In Aztec mythology, Tonacatecuhtli was a creator and fertility god, worshiped for peopling the earth and making it fruitful. Most Colonial-era manuscripts equate him with Ōmetēuctli. His consort was Tonacacihuatl.
The god's name is a compound of two Nahuatl words: "tōnacā" and "tēcuhtli." While "tēcuhtli" is generally translated "lord," "tōnacā" presents several possible interpretations. Some read this root as "tonacā" (without the long 'o'), consisting of "nacatl," meaning "human flesh" or "food," with the possessive prefix "to" ("our"). By this etymology, Tonacātēcuhtli would mean "Lord of Our Food" or "Lord of Our Flesh," most commonly rendered "Lord of Our Sustenance." It should be noted, however that the word "tōnac" simply means "abundance," giving Tōnacātēcuhtli the alternate reading "Lord of Abundance."

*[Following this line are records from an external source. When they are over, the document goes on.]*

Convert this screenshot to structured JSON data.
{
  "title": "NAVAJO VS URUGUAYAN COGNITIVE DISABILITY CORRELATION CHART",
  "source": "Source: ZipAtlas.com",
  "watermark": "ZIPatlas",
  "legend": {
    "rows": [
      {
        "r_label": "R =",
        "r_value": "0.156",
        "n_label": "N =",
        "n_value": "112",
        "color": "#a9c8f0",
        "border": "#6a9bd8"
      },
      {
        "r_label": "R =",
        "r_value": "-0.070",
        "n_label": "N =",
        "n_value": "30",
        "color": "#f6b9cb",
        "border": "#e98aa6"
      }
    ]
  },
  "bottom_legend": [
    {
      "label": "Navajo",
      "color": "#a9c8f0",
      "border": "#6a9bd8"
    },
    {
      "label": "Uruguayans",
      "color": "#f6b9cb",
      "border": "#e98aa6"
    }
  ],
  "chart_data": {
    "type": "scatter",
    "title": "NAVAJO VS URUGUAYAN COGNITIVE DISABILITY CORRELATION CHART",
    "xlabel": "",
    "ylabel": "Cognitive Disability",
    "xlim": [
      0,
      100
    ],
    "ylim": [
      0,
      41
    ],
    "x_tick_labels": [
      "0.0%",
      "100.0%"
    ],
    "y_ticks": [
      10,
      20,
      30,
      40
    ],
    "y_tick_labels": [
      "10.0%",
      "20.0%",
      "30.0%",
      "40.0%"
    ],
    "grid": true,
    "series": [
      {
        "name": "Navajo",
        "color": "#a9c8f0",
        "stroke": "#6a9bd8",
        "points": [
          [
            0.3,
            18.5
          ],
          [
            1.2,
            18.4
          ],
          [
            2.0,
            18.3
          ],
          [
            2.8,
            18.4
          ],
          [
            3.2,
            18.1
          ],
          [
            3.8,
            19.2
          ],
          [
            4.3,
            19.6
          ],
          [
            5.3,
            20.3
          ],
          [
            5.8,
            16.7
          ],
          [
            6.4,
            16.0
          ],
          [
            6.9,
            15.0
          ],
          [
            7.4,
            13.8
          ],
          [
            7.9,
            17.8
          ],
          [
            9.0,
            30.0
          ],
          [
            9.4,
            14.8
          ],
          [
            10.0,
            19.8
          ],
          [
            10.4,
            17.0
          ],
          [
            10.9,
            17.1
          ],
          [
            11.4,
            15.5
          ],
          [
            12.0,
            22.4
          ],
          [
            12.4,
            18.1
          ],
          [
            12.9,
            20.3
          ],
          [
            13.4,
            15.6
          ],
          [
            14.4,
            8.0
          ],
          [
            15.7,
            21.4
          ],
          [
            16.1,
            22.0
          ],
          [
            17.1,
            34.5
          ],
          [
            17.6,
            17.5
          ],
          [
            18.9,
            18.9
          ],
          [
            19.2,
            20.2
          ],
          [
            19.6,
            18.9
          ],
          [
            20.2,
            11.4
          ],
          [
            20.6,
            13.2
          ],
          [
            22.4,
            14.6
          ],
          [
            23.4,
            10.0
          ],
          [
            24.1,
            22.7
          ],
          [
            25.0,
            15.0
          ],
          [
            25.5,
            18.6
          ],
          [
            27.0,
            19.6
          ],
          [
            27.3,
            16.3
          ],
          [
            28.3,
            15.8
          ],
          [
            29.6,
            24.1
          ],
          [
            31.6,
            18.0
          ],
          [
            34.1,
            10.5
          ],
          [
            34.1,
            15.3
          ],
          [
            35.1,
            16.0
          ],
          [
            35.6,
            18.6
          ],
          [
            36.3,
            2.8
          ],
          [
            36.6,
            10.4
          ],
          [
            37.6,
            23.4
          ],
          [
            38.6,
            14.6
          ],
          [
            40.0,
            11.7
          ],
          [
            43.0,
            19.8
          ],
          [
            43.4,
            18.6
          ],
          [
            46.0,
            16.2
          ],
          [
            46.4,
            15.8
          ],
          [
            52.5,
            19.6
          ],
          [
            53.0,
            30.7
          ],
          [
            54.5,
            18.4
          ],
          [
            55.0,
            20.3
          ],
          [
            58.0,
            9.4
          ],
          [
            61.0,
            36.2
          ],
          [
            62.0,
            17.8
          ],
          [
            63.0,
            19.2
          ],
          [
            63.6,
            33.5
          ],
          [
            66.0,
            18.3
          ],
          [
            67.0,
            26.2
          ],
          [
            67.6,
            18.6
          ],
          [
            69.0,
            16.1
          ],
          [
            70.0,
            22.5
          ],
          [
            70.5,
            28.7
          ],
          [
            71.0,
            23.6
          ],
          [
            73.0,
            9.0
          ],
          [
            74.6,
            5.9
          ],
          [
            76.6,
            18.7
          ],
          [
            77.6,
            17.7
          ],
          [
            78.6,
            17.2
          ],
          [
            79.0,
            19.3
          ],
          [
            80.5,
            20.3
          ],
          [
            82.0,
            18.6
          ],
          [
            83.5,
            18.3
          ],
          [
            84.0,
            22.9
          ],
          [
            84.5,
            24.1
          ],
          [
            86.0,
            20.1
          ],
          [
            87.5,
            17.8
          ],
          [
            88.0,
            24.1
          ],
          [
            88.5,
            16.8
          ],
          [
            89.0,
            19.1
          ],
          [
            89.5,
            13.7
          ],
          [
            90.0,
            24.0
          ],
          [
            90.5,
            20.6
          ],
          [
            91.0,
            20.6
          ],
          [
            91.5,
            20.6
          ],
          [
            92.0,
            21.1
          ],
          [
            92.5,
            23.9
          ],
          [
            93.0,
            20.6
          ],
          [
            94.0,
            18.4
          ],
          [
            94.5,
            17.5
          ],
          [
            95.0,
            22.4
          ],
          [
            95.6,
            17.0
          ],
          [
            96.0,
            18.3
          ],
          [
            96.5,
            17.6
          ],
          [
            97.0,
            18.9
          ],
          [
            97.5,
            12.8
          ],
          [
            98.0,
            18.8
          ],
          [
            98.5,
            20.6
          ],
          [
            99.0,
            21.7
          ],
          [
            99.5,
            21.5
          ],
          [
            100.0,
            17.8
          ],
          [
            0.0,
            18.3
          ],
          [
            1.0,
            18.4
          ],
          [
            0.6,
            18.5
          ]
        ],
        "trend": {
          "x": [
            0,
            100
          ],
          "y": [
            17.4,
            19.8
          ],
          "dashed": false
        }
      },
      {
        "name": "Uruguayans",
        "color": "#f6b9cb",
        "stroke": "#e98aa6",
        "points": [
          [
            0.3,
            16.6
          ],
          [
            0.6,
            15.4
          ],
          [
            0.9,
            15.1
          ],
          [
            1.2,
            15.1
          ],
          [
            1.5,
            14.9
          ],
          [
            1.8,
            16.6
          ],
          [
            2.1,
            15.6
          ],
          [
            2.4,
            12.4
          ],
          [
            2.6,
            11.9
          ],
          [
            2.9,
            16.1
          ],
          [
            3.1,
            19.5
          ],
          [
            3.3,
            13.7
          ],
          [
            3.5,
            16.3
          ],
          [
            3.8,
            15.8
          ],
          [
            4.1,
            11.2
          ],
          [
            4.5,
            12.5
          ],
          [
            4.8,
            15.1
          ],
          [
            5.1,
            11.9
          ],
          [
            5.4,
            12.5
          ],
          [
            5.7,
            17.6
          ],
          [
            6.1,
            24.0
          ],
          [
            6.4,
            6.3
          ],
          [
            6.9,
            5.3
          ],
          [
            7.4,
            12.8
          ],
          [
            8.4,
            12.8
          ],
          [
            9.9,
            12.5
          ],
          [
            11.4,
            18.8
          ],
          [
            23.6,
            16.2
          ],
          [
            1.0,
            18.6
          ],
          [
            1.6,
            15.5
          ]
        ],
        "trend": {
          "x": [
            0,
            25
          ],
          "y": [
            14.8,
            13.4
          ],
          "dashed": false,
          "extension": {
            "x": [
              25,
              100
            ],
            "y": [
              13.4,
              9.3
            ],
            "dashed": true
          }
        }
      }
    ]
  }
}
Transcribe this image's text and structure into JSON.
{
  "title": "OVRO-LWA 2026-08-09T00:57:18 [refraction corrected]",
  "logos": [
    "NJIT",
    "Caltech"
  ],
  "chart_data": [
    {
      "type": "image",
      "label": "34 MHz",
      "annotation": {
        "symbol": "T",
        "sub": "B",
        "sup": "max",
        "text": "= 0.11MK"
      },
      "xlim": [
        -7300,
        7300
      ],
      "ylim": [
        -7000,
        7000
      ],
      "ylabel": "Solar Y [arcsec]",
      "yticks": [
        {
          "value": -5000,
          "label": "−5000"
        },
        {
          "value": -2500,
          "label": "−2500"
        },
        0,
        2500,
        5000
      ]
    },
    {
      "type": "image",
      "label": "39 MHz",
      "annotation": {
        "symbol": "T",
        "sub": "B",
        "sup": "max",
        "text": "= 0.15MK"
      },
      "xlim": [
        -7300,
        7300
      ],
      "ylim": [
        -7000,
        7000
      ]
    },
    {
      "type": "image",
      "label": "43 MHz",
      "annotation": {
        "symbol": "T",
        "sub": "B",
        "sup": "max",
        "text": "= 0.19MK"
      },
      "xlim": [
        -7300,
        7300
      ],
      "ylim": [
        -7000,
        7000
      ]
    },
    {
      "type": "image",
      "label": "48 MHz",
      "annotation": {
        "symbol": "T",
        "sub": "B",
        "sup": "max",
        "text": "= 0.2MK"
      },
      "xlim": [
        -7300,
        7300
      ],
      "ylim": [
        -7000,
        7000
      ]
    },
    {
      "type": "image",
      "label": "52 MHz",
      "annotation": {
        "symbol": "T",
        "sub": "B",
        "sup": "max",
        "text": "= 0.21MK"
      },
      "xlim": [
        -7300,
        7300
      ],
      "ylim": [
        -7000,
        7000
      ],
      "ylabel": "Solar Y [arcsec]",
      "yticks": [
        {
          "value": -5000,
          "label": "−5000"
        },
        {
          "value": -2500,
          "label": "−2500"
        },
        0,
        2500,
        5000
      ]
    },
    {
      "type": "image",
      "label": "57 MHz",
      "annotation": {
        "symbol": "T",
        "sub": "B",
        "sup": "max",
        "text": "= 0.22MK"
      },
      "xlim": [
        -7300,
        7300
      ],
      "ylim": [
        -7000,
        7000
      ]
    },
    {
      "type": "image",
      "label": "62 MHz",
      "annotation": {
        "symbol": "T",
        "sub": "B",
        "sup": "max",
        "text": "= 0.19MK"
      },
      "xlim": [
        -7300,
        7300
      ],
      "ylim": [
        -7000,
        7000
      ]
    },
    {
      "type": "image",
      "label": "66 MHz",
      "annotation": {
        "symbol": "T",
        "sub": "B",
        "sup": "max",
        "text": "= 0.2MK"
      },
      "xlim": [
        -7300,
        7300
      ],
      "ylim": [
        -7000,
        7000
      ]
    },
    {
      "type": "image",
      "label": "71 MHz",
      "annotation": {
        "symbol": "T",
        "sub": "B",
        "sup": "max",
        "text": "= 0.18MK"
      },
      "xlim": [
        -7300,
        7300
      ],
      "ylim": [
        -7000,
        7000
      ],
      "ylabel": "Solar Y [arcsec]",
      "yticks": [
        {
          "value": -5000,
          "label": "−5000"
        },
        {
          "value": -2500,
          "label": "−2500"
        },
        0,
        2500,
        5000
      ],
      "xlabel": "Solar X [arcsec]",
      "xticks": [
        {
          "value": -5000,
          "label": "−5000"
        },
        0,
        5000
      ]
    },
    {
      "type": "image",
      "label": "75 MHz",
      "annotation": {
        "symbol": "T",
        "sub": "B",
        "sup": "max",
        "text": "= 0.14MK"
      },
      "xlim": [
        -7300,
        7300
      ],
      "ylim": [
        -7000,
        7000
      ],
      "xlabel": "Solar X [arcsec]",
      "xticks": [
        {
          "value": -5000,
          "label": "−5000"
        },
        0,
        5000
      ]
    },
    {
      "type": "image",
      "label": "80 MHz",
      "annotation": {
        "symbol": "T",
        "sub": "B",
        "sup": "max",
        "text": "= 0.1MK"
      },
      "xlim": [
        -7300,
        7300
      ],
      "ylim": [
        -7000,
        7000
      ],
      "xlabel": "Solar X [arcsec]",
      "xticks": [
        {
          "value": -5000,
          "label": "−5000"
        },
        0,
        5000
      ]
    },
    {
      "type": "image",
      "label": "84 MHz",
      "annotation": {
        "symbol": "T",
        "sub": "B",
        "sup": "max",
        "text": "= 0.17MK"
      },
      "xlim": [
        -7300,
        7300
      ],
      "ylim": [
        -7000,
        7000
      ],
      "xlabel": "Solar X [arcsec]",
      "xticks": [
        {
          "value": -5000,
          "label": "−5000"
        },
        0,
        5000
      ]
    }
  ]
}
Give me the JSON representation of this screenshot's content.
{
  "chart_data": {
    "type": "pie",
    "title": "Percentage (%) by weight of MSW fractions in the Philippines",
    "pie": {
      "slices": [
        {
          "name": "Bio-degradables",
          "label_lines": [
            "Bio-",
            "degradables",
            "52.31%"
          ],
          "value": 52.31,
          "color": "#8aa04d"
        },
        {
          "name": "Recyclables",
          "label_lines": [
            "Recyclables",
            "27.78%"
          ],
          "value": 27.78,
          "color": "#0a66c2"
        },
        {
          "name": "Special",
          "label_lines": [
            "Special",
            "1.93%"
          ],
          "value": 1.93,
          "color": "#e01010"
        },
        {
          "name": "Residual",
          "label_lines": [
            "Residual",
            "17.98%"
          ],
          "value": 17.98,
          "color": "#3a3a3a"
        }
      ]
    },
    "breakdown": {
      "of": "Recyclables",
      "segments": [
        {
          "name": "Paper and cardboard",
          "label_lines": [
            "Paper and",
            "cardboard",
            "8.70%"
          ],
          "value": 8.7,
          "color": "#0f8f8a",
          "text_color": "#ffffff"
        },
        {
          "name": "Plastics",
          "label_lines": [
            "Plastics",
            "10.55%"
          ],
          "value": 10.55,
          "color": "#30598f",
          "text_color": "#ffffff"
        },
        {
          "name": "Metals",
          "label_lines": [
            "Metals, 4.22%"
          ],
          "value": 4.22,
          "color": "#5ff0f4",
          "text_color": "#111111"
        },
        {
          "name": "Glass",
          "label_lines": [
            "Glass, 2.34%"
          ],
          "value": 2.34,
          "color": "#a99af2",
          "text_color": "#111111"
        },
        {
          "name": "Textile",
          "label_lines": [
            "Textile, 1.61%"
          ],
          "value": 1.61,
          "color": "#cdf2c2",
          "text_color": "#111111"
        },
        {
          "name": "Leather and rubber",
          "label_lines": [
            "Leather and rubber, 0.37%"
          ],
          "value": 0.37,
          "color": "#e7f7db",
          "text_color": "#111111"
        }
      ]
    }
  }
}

Tōnacātēcuhtli was the Central Mexican form of the aged creator god common to Mesoamerican religion. According to the Codex Ríos, the History of the Mexicans as Told by Their Paintings, the Histoyre du Mechique, and the Florentine Codex, Tōnacātēcuhtli and his consort Tōnacācihuātl resided in "in Tōnacātēuctli īchān" ("the mansion of the Lord of Abundance"), also known as Omeyocan, the 13th, highest heaven, from which human souls descended to earth. Tōnacātēcuhtli is associated with procreation, appearing in pre-Columbian art near copulating humans. In the Florentine Codex, Sahagún relates that Aztec midwives would tell newborns after bathing them, "You were created in the place of duality, the place above the nine heavens. Your mother and father—Ōmetēuctli and Ōmecihuātl, the heavenly woman—formed you, created you."
In terms of the Aztec calendar, Tōnacātēcuhtli was the patron of Cipactli, the first of the twenty days in a month, as well as presiding over the trecena (thirteen-day ritual week) named 1 Cipactli (itself the first of the trecenas).
In the Codex Chimalpopoca, Tōnacātēcuhtli and Tōnacācihuātl are listed as one of several pairs of gods to whom Quetzalcoatl prays.